Maybe if we train a network long enough this will be the emerging decomposition strategy indeed. However, this is not what is normally found. The different representations get coupled and there is not a decomposition that allows the network to explore different feature dimensions independently.
One of the means to obtain a part-based representation is to force positive or zero weights in a network. In the literature nonnegative matrix factorization can be found. Due to the nonnegativity constraint the features are additive. This leads to a (sparse) basis where through summation “parts” are added up to a “whole” object. For example, faces are built up out of features like eyes, nostrils, mouth, ears, eyebrows, etc.
Sparse Autoencoder with Nonnegativity Constraint
At Louisville university Ehsan Hosseini-Asl (github), Jacek Zurada (who is running for 2019 IEEE president), and Olfa Nasraoui (twitter) studied how nonnegative constraints can be added to an autoencoder in Deep Learning of Part-based Representation of Data Using Sparse Autoencoders with Nonnegativity Constraints (2016).
An autoencoder which has a latent layer that contains a part-based representation, only has a few of the nodes active at a particular input. In other words, such a representation is sparse.
One of the ways a sparse representation can be enforced is to limit the activation of a hidden unit over all data items \(r\). The average activation of a unit is:
\[\hat{p}_j = \frac{1}{m} \sum_{r=1}^m h_j(x^{(r)})\]To make sure that the activation is limited, we can bound \(\hat{p}_j < p\) with \(p\) a small value close to zero.
The usual cost function is just the reconstruction error \(J_E\).
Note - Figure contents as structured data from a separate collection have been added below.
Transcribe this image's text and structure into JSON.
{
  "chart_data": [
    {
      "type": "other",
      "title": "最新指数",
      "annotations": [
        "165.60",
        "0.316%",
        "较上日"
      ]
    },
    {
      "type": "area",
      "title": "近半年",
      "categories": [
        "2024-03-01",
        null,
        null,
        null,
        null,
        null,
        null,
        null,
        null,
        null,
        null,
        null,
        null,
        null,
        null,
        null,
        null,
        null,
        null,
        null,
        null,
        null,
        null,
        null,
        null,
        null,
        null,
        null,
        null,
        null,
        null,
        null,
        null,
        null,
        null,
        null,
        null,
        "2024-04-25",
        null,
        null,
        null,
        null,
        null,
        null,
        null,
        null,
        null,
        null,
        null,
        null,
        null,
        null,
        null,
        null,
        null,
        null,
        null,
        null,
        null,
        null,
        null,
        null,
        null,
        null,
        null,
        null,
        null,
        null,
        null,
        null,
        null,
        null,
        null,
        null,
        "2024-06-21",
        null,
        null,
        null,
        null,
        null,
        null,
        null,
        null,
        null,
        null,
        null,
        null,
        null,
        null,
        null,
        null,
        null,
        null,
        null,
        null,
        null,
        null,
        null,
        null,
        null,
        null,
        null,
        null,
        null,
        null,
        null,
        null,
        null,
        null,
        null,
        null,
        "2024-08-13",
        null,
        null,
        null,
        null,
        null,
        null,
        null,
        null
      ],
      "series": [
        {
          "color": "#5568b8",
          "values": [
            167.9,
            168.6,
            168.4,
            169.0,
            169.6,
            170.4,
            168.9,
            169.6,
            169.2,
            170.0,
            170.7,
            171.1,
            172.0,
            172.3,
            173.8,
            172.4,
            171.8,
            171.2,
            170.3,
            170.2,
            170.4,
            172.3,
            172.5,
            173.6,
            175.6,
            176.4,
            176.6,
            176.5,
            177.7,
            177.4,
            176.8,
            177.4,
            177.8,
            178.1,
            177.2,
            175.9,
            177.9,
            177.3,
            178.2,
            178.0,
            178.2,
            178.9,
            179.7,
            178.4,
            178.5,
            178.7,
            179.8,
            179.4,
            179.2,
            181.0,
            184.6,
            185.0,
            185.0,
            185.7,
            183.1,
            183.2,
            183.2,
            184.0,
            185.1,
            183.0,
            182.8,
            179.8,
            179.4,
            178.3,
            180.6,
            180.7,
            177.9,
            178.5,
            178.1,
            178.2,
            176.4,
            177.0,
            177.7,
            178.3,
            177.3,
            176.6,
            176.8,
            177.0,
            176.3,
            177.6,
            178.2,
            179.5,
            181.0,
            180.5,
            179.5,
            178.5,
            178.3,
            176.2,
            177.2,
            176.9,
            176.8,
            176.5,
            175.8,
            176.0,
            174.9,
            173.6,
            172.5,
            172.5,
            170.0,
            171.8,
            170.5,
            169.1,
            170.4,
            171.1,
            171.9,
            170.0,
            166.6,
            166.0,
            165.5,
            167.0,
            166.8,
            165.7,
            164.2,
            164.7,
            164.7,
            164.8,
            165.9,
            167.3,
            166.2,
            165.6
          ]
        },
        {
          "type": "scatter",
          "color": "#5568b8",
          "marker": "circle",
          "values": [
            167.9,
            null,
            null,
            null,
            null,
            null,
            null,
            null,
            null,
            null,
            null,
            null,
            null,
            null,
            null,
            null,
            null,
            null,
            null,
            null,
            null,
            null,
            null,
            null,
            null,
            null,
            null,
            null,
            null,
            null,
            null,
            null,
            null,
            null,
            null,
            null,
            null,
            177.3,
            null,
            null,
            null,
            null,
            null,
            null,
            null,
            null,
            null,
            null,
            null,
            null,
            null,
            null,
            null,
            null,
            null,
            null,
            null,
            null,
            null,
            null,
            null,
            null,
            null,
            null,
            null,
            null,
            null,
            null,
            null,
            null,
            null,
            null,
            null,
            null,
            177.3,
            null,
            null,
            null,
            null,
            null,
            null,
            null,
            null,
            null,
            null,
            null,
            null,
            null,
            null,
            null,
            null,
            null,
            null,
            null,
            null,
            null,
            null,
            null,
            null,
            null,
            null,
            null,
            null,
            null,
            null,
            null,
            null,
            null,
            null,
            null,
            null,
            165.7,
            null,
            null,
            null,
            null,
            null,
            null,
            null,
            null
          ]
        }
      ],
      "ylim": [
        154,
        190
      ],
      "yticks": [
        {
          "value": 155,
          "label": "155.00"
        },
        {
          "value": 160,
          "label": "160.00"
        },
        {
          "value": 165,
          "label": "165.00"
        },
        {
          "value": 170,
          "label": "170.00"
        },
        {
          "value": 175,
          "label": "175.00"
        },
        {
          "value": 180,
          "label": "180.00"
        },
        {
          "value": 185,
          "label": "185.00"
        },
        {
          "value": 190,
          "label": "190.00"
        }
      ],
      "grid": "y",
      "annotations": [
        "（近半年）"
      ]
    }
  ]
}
Here, we include the activation limitation by adding an additional term:
\[J_{KL}(p || \hat{p}) = \sum_{j=1}^n p \log \frac{p}{\hat{p}_j} + (1-p) \log \frac{1-p}{1-\hat{p}_j}\]We can prevent overfitting by regularization. This can be done by adding noise to the input, dropout, or by penalizing large weights. The latter corresponds to yet another term:
\[J_{O}(W,b) = \frac{1}{2} \sum_{l=1}^2 \sum_{i=1}^{s_l} \sum_{j=1}^{s_{l+1}} \left( w_{ij}^l \right)^2\]The sizes of adjacent layers are indicated by \(s_l\) and \(s_{l+1}\) (and we are limited to \(l\) layers).
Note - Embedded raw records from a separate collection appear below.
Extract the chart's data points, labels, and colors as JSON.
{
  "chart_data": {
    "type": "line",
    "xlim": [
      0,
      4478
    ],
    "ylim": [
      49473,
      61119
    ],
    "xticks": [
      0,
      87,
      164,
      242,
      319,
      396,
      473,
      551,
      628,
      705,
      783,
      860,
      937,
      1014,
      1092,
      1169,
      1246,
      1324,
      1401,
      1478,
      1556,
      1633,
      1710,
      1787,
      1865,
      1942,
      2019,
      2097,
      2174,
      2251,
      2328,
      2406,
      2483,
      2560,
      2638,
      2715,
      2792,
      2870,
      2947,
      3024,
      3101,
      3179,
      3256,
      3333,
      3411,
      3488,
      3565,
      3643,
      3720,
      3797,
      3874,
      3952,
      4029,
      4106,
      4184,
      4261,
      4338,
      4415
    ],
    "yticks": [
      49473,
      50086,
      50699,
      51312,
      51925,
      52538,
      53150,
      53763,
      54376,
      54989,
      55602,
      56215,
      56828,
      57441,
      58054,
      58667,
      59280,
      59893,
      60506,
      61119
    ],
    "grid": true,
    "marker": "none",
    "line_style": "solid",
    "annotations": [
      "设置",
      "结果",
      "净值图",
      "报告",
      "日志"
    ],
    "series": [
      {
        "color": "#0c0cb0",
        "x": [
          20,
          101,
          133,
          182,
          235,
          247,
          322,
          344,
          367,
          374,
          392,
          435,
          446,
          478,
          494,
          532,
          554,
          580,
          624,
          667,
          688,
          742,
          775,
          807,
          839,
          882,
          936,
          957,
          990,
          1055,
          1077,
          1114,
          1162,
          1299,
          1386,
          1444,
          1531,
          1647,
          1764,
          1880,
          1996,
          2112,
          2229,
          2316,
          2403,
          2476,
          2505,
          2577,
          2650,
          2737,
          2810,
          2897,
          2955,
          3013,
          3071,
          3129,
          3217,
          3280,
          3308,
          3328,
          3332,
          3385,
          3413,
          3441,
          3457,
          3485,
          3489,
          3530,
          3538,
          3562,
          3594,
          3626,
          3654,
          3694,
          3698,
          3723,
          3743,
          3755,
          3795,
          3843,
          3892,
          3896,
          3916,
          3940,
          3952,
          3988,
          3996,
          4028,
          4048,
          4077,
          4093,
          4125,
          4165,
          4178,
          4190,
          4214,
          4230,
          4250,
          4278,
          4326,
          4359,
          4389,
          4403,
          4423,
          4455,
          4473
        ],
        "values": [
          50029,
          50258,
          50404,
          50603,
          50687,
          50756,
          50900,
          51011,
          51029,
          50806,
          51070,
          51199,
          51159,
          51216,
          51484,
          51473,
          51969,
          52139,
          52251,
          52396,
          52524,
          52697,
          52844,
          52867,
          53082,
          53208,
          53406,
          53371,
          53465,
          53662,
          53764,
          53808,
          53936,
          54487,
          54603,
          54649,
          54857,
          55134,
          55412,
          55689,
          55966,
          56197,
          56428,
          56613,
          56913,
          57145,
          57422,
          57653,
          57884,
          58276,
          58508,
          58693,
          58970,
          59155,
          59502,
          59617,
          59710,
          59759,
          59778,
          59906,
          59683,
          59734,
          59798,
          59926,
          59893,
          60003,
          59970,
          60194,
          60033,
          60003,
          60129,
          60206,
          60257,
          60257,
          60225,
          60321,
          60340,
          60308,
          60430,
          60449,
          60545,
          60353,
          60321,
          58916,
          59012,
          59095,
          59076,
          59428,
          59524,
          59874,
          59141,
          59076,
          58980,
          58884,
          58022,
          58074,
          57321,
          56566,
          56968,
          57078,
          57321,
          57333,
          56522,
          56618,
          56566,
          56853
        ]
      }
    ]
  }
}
The total cost function used by the authors for the sparse autoencoder contains all the above cost functions, each weighted, one by parameter \(\beta\), the other by \(\lambda\).
\[J_{SAE}(W,b) = J_E(W,b) + \beta J_{KL}(p||\hat{p}) + \lambda J_O(W,b)\]To enforce nonnegativity we can introduce a different regularization term:
\[J_{O}(W,b) = \frac{1}{2} \sum_{l=1}^2 \sum_{i=1}^{s_l} \sum_{j=1}^{s_{l+1}} f \left( w_{ij}^l \right)\]For the nonnegative constrained autoencoder the authors suggest:
\[f(w_{ij}) = \begin{cases} w_{ij}^2 & w_{ij} < 0 \\ 0 & \text{otherwise} \end{cases}\]This term penalizes all negative values. All positive values do not contribute to the cost function.
Results
Results are compared between the Sparse Autoencoder (SAE), the Nonnegative Sparse Autoencoder (NNSAE), the Negatively Constrained Autoencoder (NCAE), and Nonnegative Matrix Factorization (NMF).
The SAE representation contains negative values (dark pixels). The NNSAE representation has neurons with zero weights (complete black nodes).
The receptive fields learned by NCAE are more sparse than the others. The features from NNSAE and NMF are more local.
Ideas
To really encourage a part-based decomposition it would be best to enforce either very large values or values that are zero. Something like sum over x divided by number of non-zero components with each x nonnegative and maximizing over this.